Before you undertake this cull you need to be aware of forthcoming books, what’s on award lists, what books are being made into films as well as trends in genres and authors as all these could have an impact on your stock usage. A film-from-a-book is likely to result in the book being borrowed.There will ALWAYS be exceptions; for example, books signed by the author. And personally I find it much harder to weed fiction; especially if it’s a book I’ve read and loved but sometimes you just have to let them go...

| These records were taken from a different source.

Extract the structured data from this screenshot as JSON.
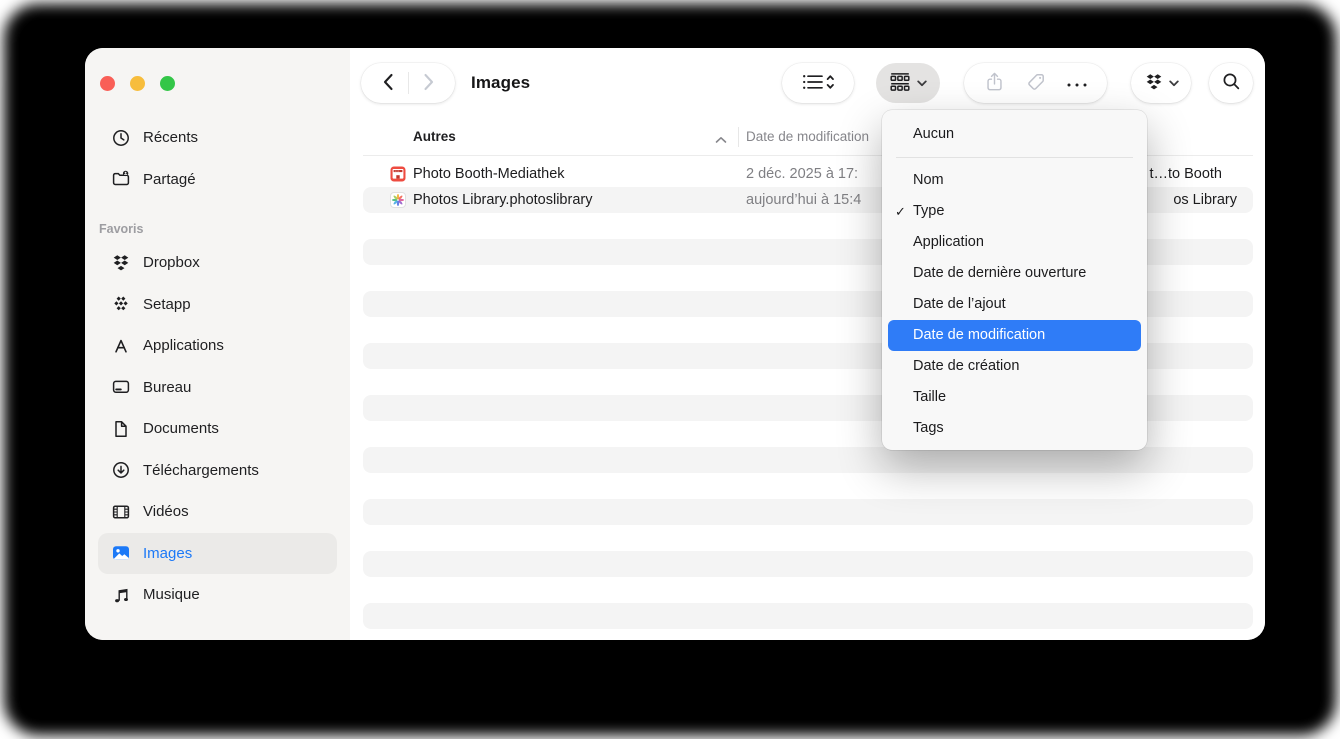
{
  "colors": {
    "accent_blue": "#2f7cf7",
    "sidebar_selected_blue": "#1c79f7",
    "window_bg": "#ffffff",
    "sidebar_bg": "#f6f5f3",
    "row_stripe": "#f4f4f4",
    "backdrop": "#000000",
    "traffic_red": "#f95f57",
    "traffic_yellow": "#f7bd3c",
    "traffic_green": "#34c648"
  },
  "toolbar": {
    "title": "Images",
    "icons": [
      "back-chevron-icon",
      "forward-chevron-icon",
      "list-view-icon",
      "group-grid-icon",
      "chevron-down-icon",
      "share-icon",
      "tag-icon",
      "ellipsis-icon",
      "dropbox-icon",
      "search-icon"
    ],
    "buttons": [
      {
        "name": "view-options",
        "state": "enabled"
      },
      {
        "name": "group-by",
        "state": "active"
      },
      {
        "name": "share",
        "state": "disabled"
      },
      {
        "name": "tag",
        "state": "disabled"
      },
      {
        "name": "more",
        "state": "enabled"
      },
      {
        "name": "dropbox",
        "state": "enabled"
      },
      {
        "name": "search",
        "state": "enabled"
      }
    ]
  },
  "sidebar": {
    "top_items": [
      {
        "label": "Récents",
        "icon": "clock-icon"
      },
      {
        "label": "Partagé",
        "icon": "shared-folder-icon"
      }
    ],
    "section_label": "Favoris",
    "favorites": [
      {
        "label": "Dropbox",
        "icon": "dropbox-icon"
      },
      {
        "label": "Setapp",
        "icon": "setapp-icon"
      },
      {
        "label": "Applications",
        "icon": "appstore-icon"
      },
      {
        "label": "Bureau",
        "icon": "desktop-icon"
      },
      {
        "label": "Documents",
        "icon": "document-icon"
      },
      {
        "label": "Téléchargements",
        "icon": "download-icon"
      },
      {
        "label": "Vidéos",
        "icon": "film-icon"
      },
      {
        "label": "Images",
        "icon": "photo-icon",
        "selected": true
      },
      {
        "label": "Musique",
        "icon": "music-icon"
      }
    ]
  },
  "list": {
    "group_header": "Autres",
    "sort_ascending": true,
    "date_column_label": "Date de modification",
    "files": [
      {
        "name": "Photo Booth-Mediathek",
        "icon": "photo-booth-icon",
        "date_modified": "2 déc. 2025 à 17:",
        "right_fragment": "t…to Booth"
      },
      {
        "name": "Photos Library.photoslibrary",
        "icon": "photos-app-icon",
        "date_modified": "aujourd’hui à 15:4",
        "right_fragment": "os Library",
        "shaded": true
      }
    ],
    "empty_rows": 16
  },
  "group_menu": {
    "items": [
      {
        "label": "Aucun"
      },
      {
        "divider": true
      },
      {
        "label": "Nom"
      },
      {
        "label": "Type",
        "checked": true
      },
      {
        "label": "Application"
      },
      {
        "label": "Date de dernière ouverture"
      },
      {
        "label": "Date de l’ajout"
      },
      {
        "label": "Date de modification",
        "highlighted": true
      },
      {
        "label": "Date de création"
      },
      {
        "label": "Taille"
      },
      {
        "label": "Tags"
      }
    ]
  }
}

- Another aspect to consider is representation; the depiction of people, races, cultures, religions, etc. Older books sometimes portray unacceptable attitudes and ideas that are better read together, put into context and discussed. This can’t happen with individual borrowing. Do all your fiction books have female characters as sidekicks in supporting roles? Are all the heroes or villains male? Have a look at images in your books - do they always show men and women in traditional roles? I recently removed a weather book from a library that showed jobs and activities affected by the weather – all being done by men – whilst the TV weather forecaster was a smiley woman!
Weeding allows you to assess your collection for accuracy, currency, diversity, relevance and usage, and it should be done on a regular basis. Ideally it should also be linked to a policy giving guidelines on selection criteria.
I hope I’ve given you some ammunition to back up your decisions next time you are challenged on why you are removing books from the shelves. Of course, if you manage to do this you’ll have lots of shelf space to fill with newer titles. How you can do this with a minimal budget will have to wait for another blog. Meanwhile I’ll leave you with the words of the Children’s Laureate, Cressida Cowell:
“We need public and school libraries where the books look modern and exciting and relevant to the children’s lives, like sweets, not brussels sprouts.”